В эту ночь Павел с Виркой долго не спали. У них была общая постель. Тогда, как пришла жить к нему, спросил он ее, как спать укладываться собирались.
— Ну, как ты? Хозяйствовать только пришла, аль совсем, как к своему мужику?
Вирка помедлила ответом. Потом просто и тихо сказала:
— А ничего. Поживем вместе и поспим вместе. Только нехорошо как-то перед Анюткой. Большая уж она.
— Она уж спит.
— Все одно нехорошо. Я вот девчонкой в первый раз, как мать с отцом заприметила, с чего-то совестно и туго так дышать мне стало. А я совсем чужая, и слух про меня нехороший. Обидно ей за отца будет. Первые-то обиды живучи. Погоди, приобыкнет малость ко мне.

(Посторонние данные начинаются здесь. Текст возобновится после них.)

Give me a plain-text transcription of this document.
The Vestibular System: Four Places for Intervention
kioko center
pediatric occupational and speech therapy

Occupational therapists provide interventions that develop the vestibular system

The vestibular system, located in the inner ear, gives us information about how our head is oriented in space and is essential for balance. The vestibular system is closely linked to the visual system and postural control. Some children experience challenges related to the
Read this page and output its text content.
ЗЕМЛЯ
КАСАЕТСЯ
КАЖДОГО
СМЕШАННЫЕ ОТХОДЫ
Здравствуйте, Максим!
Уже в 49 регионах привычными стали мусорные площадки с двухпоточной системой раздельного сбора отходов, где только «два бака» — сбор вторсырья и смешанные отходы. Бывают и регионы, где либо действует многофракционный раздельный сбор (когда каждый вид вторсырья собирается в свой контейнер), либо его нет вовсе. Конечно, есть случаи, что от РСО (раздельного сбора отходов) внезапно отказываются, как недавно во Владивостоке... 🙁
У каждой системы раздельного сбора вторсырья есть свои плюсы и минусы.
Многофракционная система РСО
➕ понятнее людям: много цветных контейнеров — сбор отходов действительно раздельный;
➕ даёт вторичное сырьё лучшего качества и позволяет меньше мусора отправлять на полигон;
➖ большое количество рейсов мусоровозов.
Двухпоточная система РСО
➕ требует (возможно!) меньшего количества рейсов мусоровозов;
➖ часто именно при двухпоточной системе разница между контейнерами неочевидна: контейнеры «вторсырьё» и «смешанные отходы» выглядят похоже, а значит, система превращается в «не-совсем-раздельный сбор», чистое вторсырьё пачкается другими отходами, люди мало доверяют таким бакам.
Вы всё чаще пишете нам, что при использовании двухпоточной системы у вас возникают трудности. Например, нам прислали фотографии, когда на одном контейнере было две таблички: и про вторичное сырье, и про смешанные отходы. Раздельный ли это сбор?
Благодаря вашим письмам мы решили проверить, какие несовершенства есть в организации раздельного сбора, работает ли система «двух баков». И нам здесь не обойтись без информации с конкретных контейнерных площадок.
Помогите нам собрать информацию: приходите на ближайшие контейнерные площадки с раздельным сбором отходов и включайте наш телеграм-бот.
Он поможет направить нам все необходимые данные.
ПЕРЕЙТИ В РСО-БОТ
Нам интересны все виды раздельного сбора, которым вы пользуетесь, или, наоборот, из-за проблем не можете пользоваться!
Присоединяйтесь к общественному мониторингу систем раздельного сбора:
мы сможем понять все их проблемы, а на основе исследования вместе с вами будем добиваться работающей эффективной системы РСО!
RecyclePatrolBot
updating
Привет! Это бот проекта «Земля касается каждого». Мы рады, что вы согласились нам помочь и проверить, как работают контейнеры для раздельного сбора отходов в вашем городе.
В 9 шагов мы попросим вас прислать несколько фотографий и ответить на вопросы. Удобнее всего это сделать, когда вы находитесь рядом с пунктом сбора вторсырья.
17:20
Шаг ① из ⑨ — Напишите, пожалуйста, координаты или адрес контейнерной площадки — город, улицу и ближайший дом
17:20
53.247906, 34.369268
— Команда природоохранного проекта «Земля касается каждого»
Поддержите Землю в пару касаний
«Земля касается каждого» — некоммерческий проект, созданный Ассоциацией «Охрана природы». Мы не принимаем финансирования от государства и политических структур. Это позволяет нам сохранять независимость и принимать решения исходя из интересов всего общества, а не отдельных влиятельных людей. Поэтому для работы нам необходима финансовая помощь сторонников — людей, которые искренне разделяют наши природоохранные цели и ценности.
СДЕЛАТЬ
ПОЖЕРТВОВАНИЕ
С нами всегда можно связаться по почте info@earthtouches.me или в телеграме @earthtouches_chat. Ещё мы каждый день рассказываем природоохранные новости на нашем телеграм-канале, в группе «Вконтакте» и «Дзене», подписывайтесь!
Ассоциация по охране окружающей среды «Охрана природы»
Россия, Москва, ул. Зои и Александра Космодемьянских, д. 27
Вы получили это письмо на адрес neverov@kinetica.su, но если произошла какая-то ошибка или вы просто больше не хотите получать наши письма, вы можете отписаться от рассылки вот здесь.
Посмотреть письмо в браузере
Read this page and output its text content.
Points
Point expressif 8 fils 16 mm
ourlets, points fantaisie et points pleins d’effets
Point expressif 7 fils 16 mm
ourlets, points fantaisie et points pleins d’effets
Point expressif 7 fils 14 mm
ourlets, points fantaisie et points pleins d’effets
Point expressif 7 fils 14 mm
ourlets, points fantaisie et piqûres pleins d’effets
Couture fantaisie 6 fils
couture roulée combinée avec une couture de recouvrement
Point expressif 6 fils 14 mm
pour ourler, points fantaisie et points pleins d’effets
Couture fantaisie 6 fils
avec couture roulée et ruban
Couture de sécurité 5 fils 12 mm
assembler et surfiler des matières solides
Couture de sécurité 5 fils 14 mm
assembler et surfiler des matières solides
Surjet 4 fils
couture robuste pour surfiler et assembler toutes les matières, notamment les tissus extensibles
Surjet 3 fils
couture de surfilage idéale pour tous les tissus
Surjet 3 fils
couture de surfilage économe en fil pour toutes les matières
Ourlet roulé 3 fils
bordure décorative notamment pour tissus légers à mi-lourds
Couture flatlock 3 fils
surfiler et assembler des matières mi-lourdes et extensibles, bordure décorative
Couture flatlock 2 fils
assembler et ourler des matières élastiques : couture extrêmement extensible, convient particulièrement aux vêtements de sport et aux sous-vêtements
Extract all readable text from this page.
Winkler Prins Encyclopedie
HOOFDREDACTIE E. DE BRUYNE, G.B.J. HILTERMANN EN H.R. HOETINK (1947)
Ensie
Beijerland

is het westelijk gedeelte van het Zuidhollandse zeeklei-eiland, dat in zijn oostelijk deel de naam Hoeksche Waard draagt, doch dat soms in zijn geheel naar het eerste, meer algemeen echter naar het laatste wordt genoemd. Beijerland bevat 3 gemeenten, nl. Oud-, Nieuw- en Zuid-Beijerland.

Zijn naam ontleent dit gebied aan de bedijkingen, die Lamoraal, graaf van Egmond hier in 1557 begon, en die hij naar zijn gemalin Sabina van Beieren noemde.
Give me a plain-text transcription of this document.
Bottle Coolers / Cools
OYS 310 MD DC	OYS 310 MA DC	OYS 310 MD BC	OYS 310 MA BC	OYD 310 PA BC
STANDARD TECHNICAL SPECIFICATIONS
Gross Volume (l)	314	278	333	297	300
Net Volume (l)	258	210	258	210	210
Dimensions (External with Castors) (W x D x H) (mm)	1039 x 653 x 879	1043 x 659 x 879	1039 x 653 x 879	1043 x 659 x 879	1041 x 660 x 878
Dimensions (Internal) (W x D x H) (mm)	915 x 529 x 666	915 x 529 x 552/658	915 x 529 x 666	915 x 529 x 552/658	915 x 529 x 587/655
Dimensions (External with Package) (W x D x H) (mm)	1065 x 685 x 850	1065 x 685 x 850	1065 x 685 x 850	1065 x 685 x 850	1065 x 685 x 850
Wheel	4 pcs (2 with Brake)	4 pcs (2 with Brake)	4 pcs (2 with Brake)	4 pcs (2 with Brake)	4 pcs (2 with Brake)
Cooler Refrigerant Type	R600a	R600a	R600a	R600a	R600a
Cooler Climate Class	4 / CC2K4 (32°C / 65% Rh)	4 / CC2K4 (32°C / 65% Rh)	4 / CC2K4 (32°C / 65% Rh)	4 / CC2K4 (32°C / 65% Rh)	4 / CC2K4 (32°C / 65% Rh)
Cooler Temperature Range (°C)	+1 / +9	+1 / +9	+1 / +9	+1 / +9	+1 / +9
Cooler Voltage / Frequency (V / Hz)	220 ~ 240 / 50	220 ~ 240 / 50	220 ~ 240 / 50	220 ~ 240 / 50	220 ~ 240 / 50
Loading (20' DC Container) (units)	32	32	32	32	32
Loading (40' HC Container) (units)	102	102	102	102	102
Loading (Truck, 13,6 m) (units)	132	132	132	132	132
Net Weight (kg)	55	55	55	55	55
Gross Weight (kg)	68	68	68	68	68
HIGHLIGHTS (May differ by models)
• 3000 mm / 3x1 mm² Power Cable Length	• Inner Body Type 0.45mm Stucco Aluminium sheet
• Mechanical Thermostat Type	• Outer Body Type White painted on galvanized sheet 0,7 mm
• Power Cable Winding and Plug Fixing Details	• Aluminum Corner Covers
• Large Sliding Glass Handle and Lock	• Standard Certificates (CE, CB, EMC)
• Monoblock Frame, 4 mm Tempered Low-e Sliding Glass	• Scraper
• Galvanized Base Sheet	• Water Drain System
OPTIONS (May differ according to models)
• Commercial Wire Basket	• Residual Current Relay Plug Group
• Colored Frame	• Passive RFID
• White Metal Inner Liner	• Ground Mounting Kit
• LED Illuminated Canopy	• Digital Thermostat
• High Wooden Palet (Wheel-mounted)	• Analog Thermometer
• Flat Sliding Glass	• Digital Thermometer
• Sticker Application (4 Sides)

Но на ласку Виркину Анютка не поддавалась. Враждебными глазами за ней следила. На вопросы Виркины или совсем не отвечала, или бранью отзывалась. Когда увозил ее в город отец, она повернулась на дровнях и посмотрела на провожавшую их Вирку. Таким не детским ненавидящим взглядом посмотрела, что у Вирки долго сердце щемило. И Анюткину детскую злобу, как самое больное, как кару за грех своей жизни, в сердце приняла. Пятилетний Семка и трехлеток Панька скоро привыкли цепляться за ее юбку, как раньше за мать цеплялись. Она их холила на диво другим бабам. Анисья при встречах смеялась:
— Мы и то толкуем, чтоб все вдовцы не женились, а гулену неродящую в матери детям наймали. Старательные попадают!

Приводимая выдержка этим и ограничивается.